The converter is not very quick, sadly, because of the fact that it has to consistently look up information from the aliasing database, which proves to be the bottle-neck in the process. A couple of weeks ago, we hit a snag when we ran a conversion for a small event volume for the last two months of 2018. It took two and a half days before we pulled the plug on it. We realised that we had to go back and re-think our plan of attack.
What we managed to do was dump the table contents of the aliasing database into a separate S3 bucket. The bucket’s contents could then be read by the converter on every run, which meant we could use that information within the application and not overload the database during conversion. The same dataset that took two and a half days to not complete finished up in about 8 minutes. That’s about the length of time it takes the average ClearScore employee to neck a pint on a Friday lunchtime.
Does it really take that long to move that much data? My USB stick is faster!
As I said before, maintaining the integrity of the data that gets migrated, imported and converted is critical. If one system says that 200 people applied for a particular credit card on one day but the other one says 208 people did it generates confusion and uncertainty as to which system is trustworthy. The fundamental thing here is that we have to be able to explain why there is a shift and know that some things change when you move from one system to another.

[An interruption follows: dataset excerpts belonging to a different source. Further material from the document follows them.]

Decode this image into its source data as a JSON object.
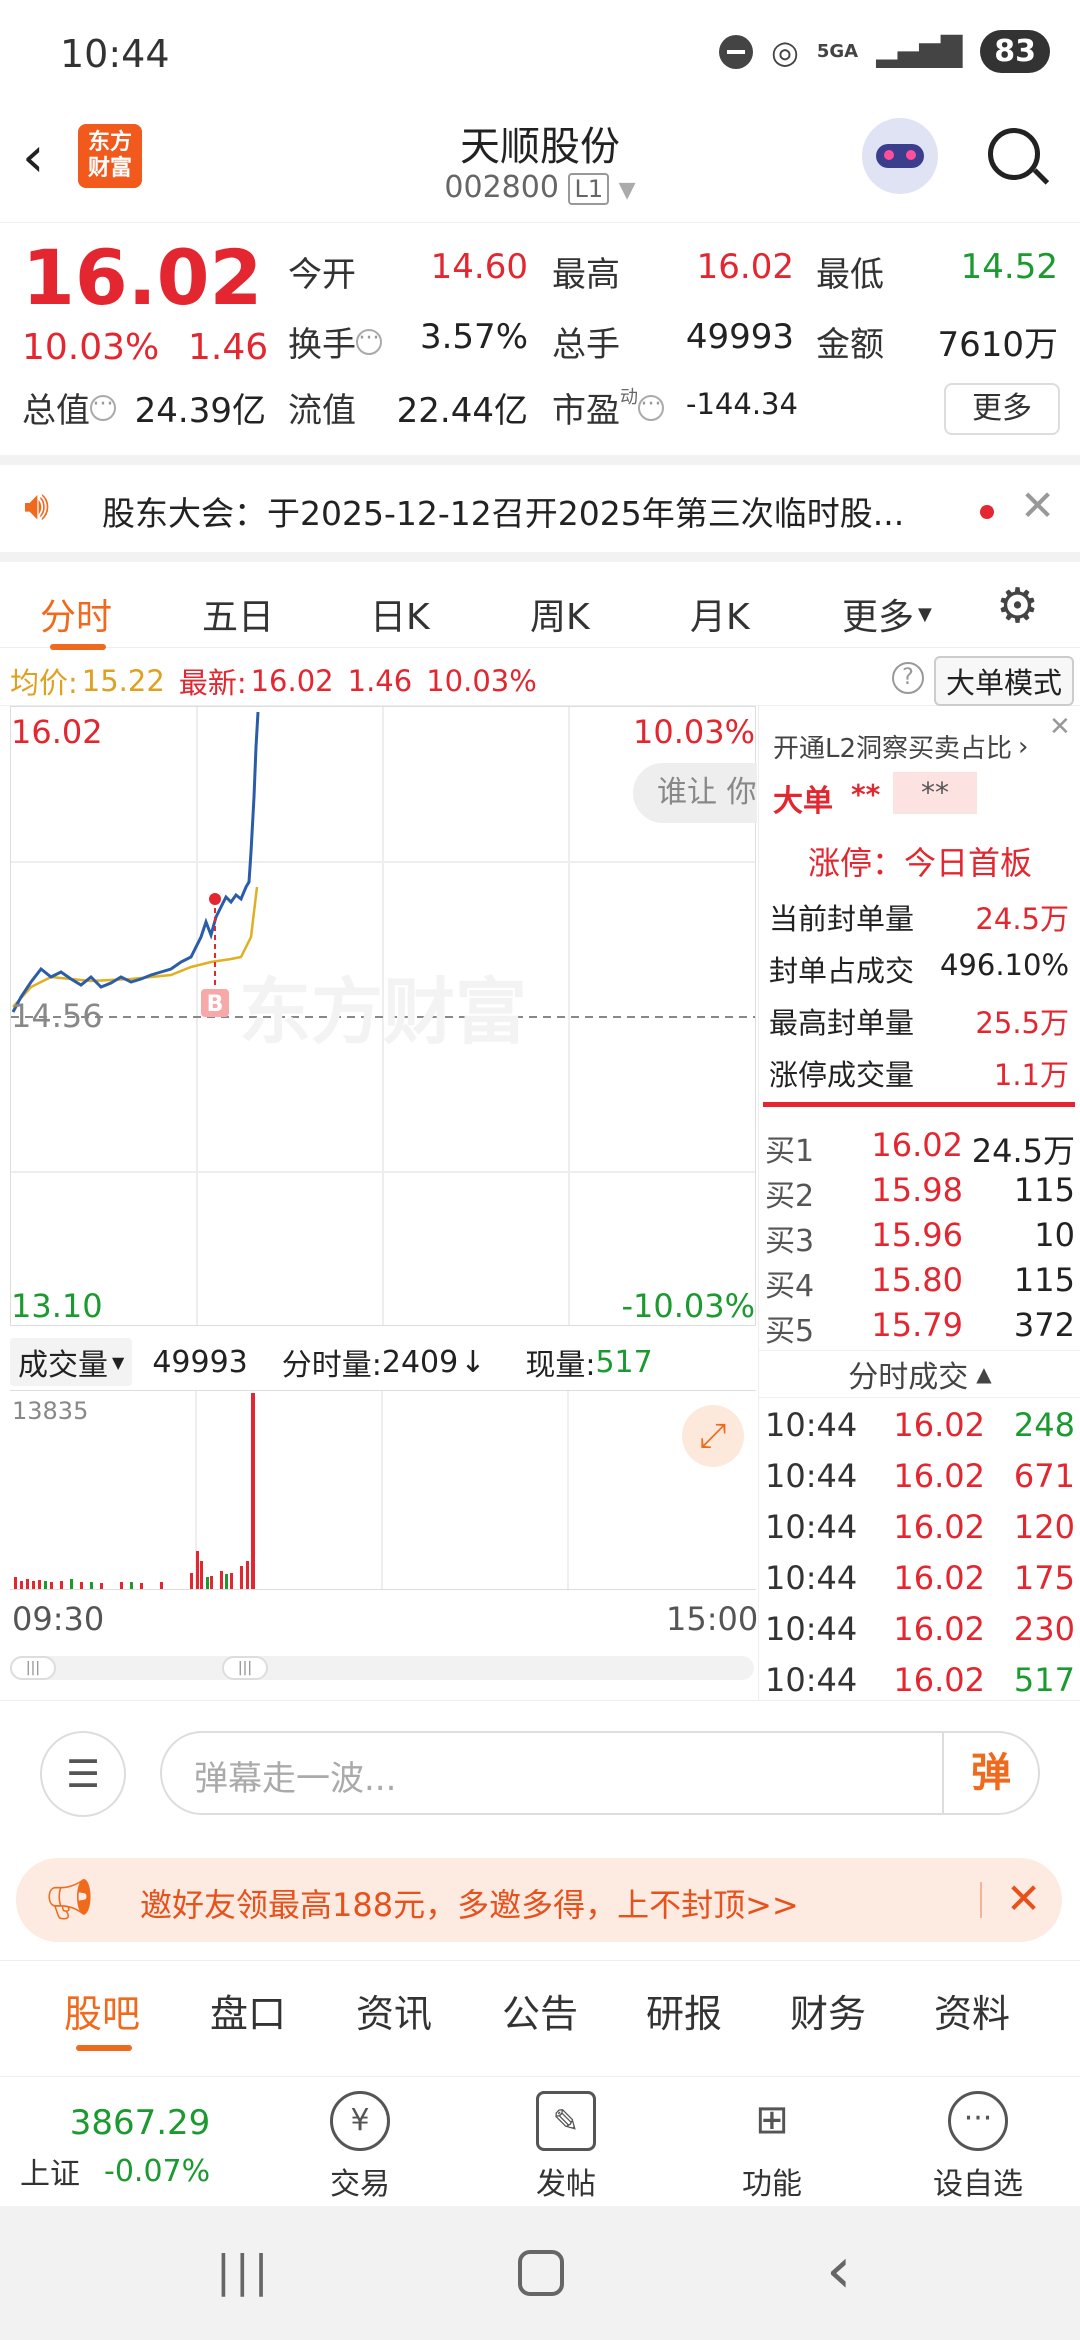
{
  "status_bar": {
    "time": "10:44",
    "network": "5GA",
    "battery": "83"
  },
  "header": {
    "logo_text": "东方财富",
    "stock_name": "天顺股份",
    "stock_code": "002800",
    "level": "L1"
  },
  "quote": {
    "price": "16.02",
    "change_pct": "10.03%",
    "change": "1.46",
    "open_label": "今开",
    "open": "14.60",
    "high_label": "最高",
    "high": "16.02",
    "low_label": "最低",
    "low": "14.52",
    "turnover_label": "换手",
    "turnover": "3.57%",
    "volume_label": "总手",
    "volume": "49993",
    "amount_label": "金额",
    "amount": "7610万",
    "mktcap_label": "总值",
    "mktcap": "24.39亿",
    "float_label": "流值",
    "float": "22.44亿",
    "pe_label": "市盈",
    "pe_sup": "动",
    "pe": "-144.34",
    "more_label": "更多"
  },
  "notice": {
    "text": "股东大会：于2025-12-12召开2025年第三次临时股..."
  },
  "tabs": [
    "分时",
    "五日",
    "日K",
    "周K",
    "月K",
    "更多"
  ],
  "info_line": {
    "avg_label": "均价:",
    "avg": "15.22",
    "latest_label": "最新:",
    "latest": "16.02",
    "latest_change": "1.46",
    "latest_pct": "10.03%",
    "big_order_mode": "大单模式"
  },
  "chart": {
    "y_top": "16.02",
    "y_top_pct": "10.03%",
    "y_mid": "14.56",
    "y_bottom": "13.10",
    "y_bottom_pct": "-10.03%",
    "watermark": "东方财富",
    "buy_marker": "B",
    "bubble_text": "谁让 你"
  },
  "volume_bar": {
    "selector": "成交量",
    "total": "49993",
    "minute_label": "分时量:",
    "minute_vol": "2409",
    "current_label": "现量:",
    "current_vol": "517",
    "max": "13835",
    "time_start": "09:30",
    "time_end": "15:00"
  },
  "right_panel": {
    "l2_promo": "开通L2洞察买卖占比",
    "big_label": "大单",
    "big_val1": "**",
    "big_val2": "**",
    "limit_title": "涨停：今日首板",
    "stats": [
      {
        "label": "当前封单量",
        "value": "24.5万"
      },
      {
        "label": "封单占成交",
        "value": "496.10%"
      },
      {
        "label": "最高封单量",
        "value": "25.5万"
      },
      {
        "label": "涨停成交量",
        "value": "1.1万"
      }
    ],
    "order_book": [
      {
        "level": "买1",
        "price": "16.02",
        "vol": "24.5万"
      },
      {
        "level": "买2",
        "price": "15.98",
        "vol": "115"
      },
      {
        "level": "买3",
        "price": "15.96",
        "vol": "10"
      },
      {
        "level": "买4",
        "price": "15.80",
        "vol": "115"
      },
      {
        "level": "买5",
        "price": "15.79",
        "vol": "372"
      }
    ],
    "trades_title": "分时成交",
    "trades": [
      {
        "time": "10:44",
        "price": "16.02",
        "vol": "248"
      },
      {
        "time": "10:44",
        "price": "16.02",
        "vol": "671"
      },
      {
        "time": "10:44",
        "price": "16.02",
        "vol": "120"
      },
      {
        "time": "10:44",
        "price": "16.02",
        "vol": "175"
      },
      {
        "time": "10:44",
        "price": "16.02",
        "vol": "230"
      },
      {
        "time": "10:44",
        "price": "16.02",
        "vol": "517"
      }
    ]
  },
  "comment": {
    "placeholder": "弹幕走一波...",
    "send_label": "弹"
  },
  "promo": {
    "text": "邀好友领最高188元，多邀多得，上不封顶>>"
  },
  "lower_tabs": [
    "股吧",
    "盘口",
    "资讯",
    "公告",
    "研报",
    "财务",
    "资料"
  ],
  "bottom_nav": {
    "index_value": "3867.29",
    "index_name": "上证",
    "index_change": "-0.07%",
    "items": [
      "交易",
      "发帖",
      "功能",
      "设自选"
    ]
  },
  "colors": {
    "up": "#e3262f",
    "down": "#1a9a2f",
    "accent": "#f06a1d",
    "avg_line": "#e0b020",
    "price_line": "#2a5ca8"
  }
}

ClearScore’s progress towards the data lake
Are we there yet? Almost. The keyboard-warrioring Data Engineering team have built the platform and are migrating data in as fast as they can. We are in the process of moving the reporting that powers the business from IMDB to GAP, which will allow us to flick the switch over, but that requires a lot of data in the lake. Remember, if one event takes about 10 minutes for a few months, then a few hundred events over nearly four years will still take a long time.
Having said that, we can see the light at the end of what has been a very long, bumpy tunnel and we’re trying to get ClearScore there as quickly as we can!
Navin’s lucky enough to run our Data Engineering team. He loves to engineer massively scalable systems (apart from when he's playing cricket - nobody stops him from playing cricket.)